Welty highlighted the drastic increases students and their parents have to overcome, pointing out that when he first came to Fresno State almost 20 years ago, only 4 percent of the college budget was funded by tuition, but now 49 percent of the budget is funded by students.
After warning of possible cuts to Pell Grant funding by the federal government, Welty moved on to the cuts Brown had announced just before the holiday break due to state tax revenue shortfalls, but said that the statewide undergraduate tuition fee increase of $500 million set for fall 2012 should just barely cover the cuts.
When asked to comment on the contrast between the state education budget versus what is budgeted for prisons, Welty said: “…it is a travesty that the amount of reduction that occurred this year in the prison system [budget] was actually in the neighborhood of, I believe, $30 million compared to $100 million for the California University system [budget]. Give me a break.

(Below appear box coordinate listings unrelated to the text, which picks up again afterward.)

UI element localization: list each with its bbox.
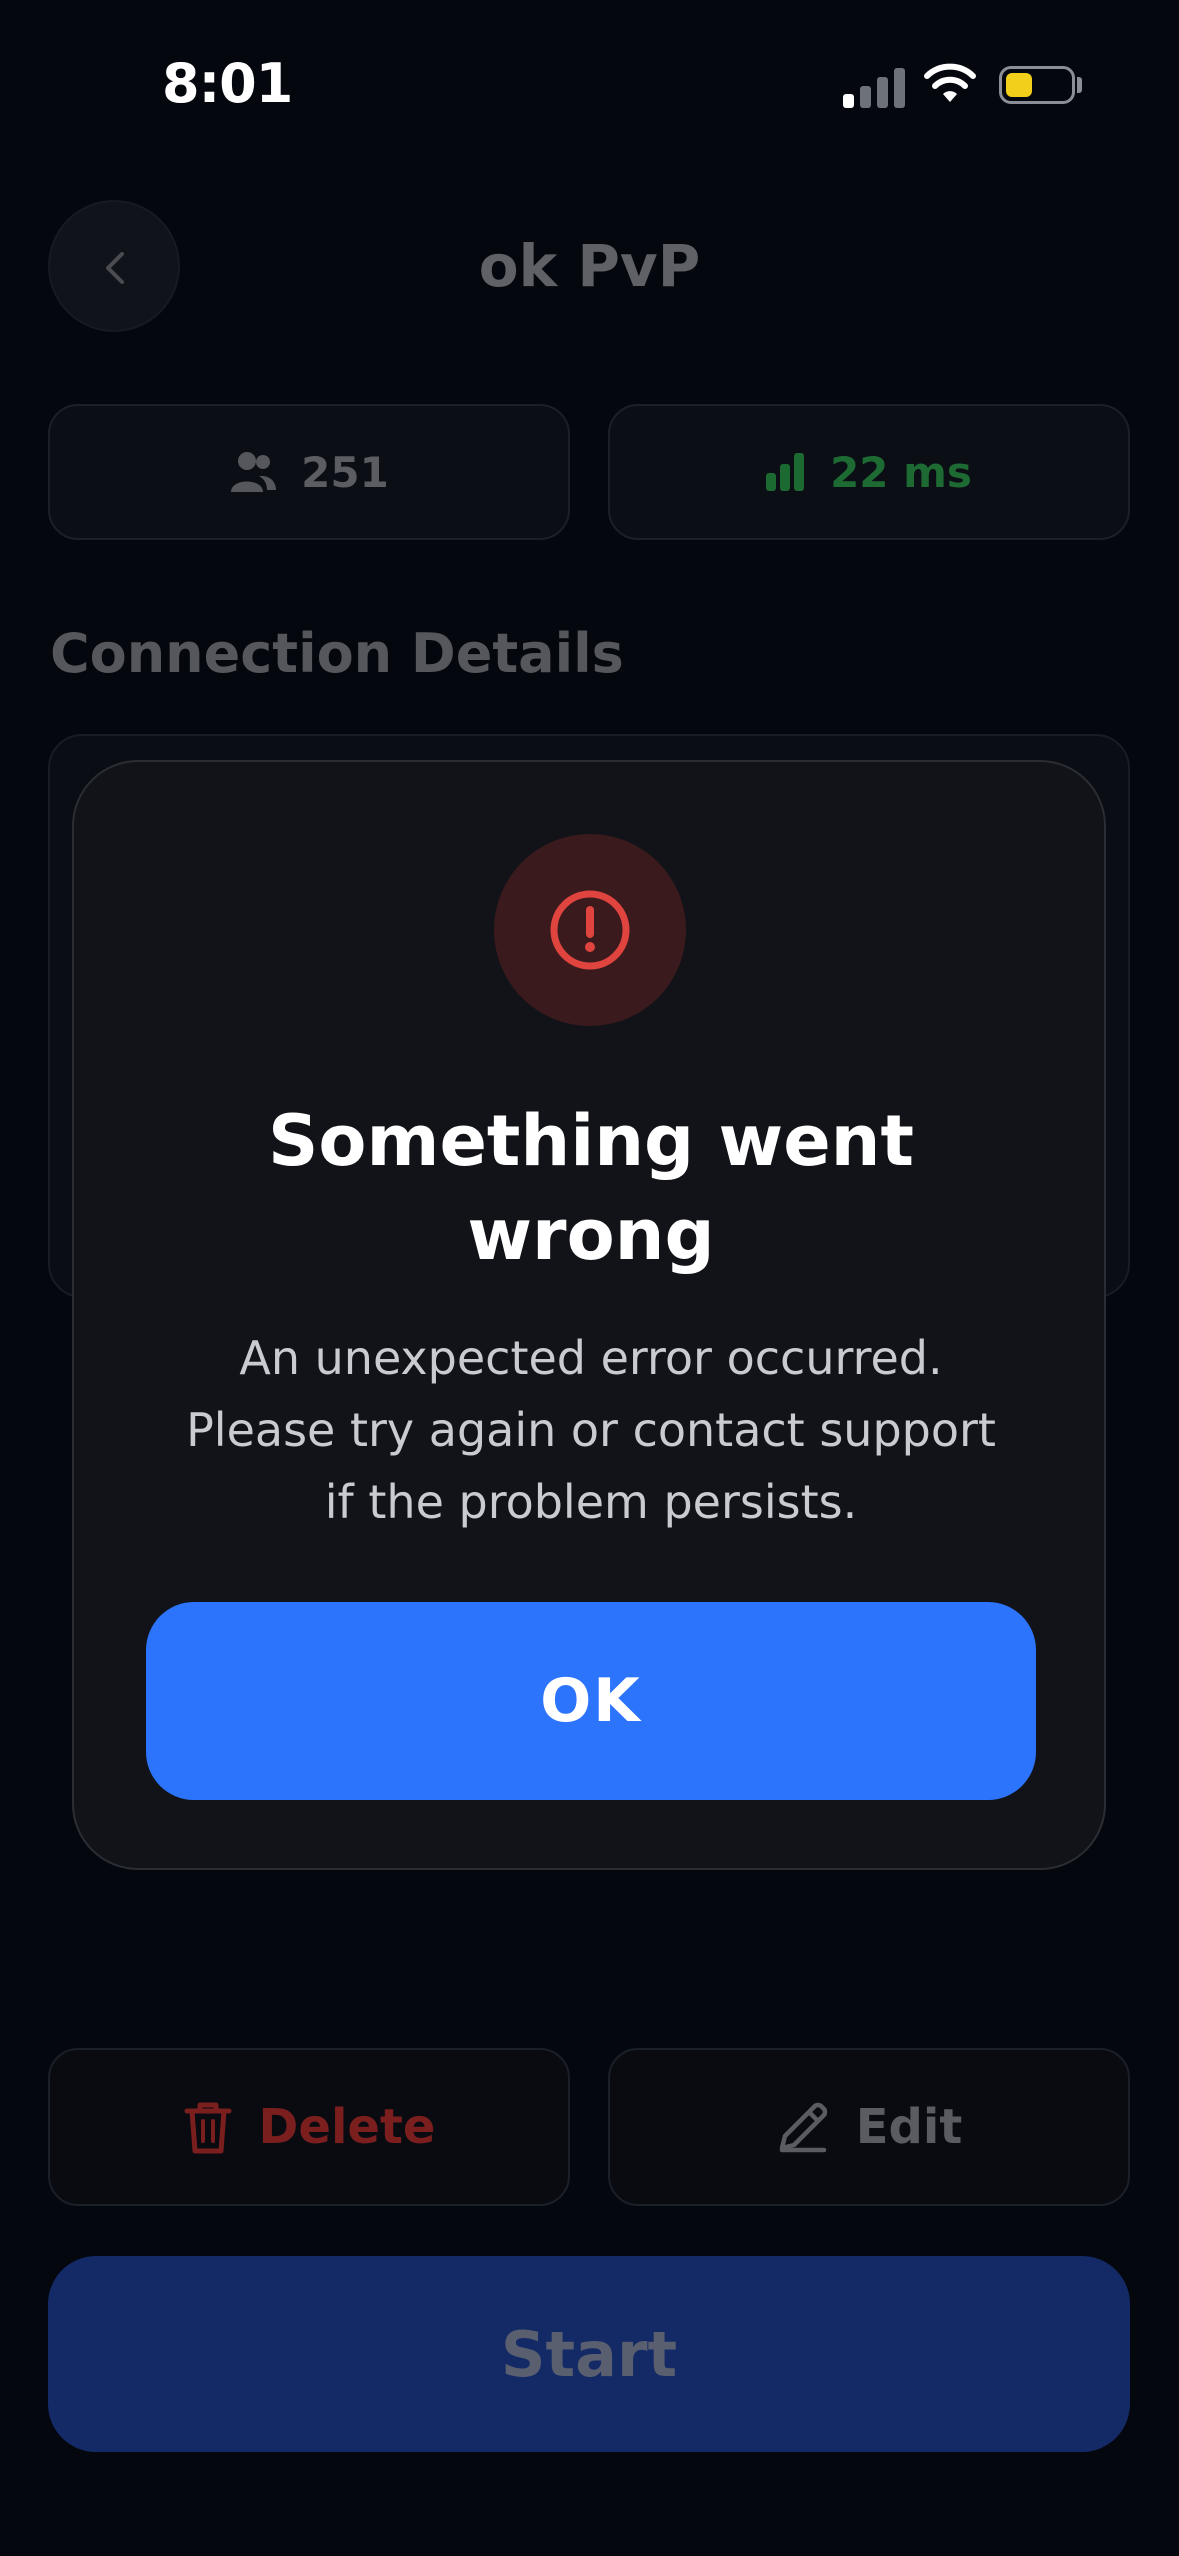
dialog-message-line-3: if the problem persists. <box>324 1475 858 1529</box>
dialog-message-line-1: An unexpected error occurred. <box>239 1331 943 1385</box>
start-label: Start <box>500 2317 678 2391</box>
player-count: 251 <box>301 447 389 497</box>
dialog-title: Something went wrong <box>74 1094 1108 1282</box>
exclamation-circle-icon <box>550 890 630 970</box>
edit-button[interactable]: Edit <box>608 2048 1130 2206</box>
delete-button[interactable]: Delete <box>48 2048 570 2206</box>
ok-button[interactable]: OK <box>146 1602 1036 1800</box>
users-icon <box>231 452 277 492</box>
dialog-title-line-2: wrong <box>467 1194 715 1276</box>
ok-label: OK <box>540 1666 642 1736</box>
error-dialog: Something went wrong An unexpected error… <box>72 760 1106 1870</box>
start-button[interactable]: Start <box>48 2256 1130 2452</box>
edit-label: Edit <box>855 2099 963 2155</box>
status-bar: 8:01 <box>0 0 1179 170</box>
delete-label: Delete <box>258 2099 436 2155</box>
status-time: 8:01 <box>162 52 293 115</box>
connection-details-title: Connection Details <box>50 622 624 685</box>
trash-icon <box>184 2102 232 2154</box>
page-title: ok PvP <box>478 232 701 300</box>
pencil-icon <box>779 2102 827 2153</box>
dialog-title-line-1: Something went <box>268 1100 914 1182</box>
signal-bars-icon <box>766 453 805 491</box>
ping-card: 22 ms <box>608 404 1130 540</box>
battery-icon <box>999 66 1075 104</box>
dialog-message: An unexpected error occurred. Please try… <box>134 1322 1048 1538</box>
ping-value: 22 ms <box>830 447 972 497</box>
cellular-signal-icon <box>843 64 905 108</box>
wifi-icon <box>924 63 976 102</box>
battery-cap <box>1077 77 1082 93</box>
dialog-message-line-2: Please try again or contact support <box>186 1403 996 1457</box>
error-icon-badge <box>494 834 686 1026</box>
player-count-card: 251 <box>48 404 570 540</box>
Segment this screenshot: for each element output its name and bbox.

“I think that it is a tragedy, when the amount our state invests in prisons exceeds the amount it invests in public higher education,” he added.
Brown’s 2012-13 budget allots the lowest amount to CSUs in 15 years, yet CSUs enroll 95,000 more students today than in 1997.
However, even this lowered budget could be lowered further causing a shortfall of $11 million if the tax increase on the ballot in November is not approved by California voters. Not knowing how much funding the state will provide leaves school officials with a dilemma, Welty explained.
The university’s base budget has to be set months earlier, before the fall semester that starts the 2012-13 school year begins.
“We will have to be creative, the more creative we can be, the better we can serve our students,” Welty replied, when asked how the university would manage this contingency.
In concluding comments, Welty made a plea to the assembled to vote for the upcoming ballot initiatives that will “directly impact our future,” a plea he repeated afterward during a news conference when asked what students can do to combat higher costs.
“Vote. It’s time for us to stand up for higher education,” Welty said.
J.J. • Jan 18, 2012 at 2:50 pm
How about this – Let’s get back to educating students and get rid of the sports programs that give false hope to those who believe they will secure a multi million dollar career in the sports world. If a sport does not pay for itself COMPLETELY, through ticket sales and donations, then it should not be subsidized with state money allocated or education or student monies received from tuition. And let’s see a list of those “tenured” professors who teach more than three or four hours a day. Big waste? You bet.
Earl Richards • Jan 18, 2012 at 1:30 am
Brown is blackmailing Californians. Why does Brown always pick-on the most vulnerable and the public services? He should close corporate and commercial tax loopholes, introduce an oil extraction tax, an oil corporation, windfall-profits tax and trim the service-debt interest paid to Wall Street. These taxes have to be rolled-back. These budget cuts will prolong the recession.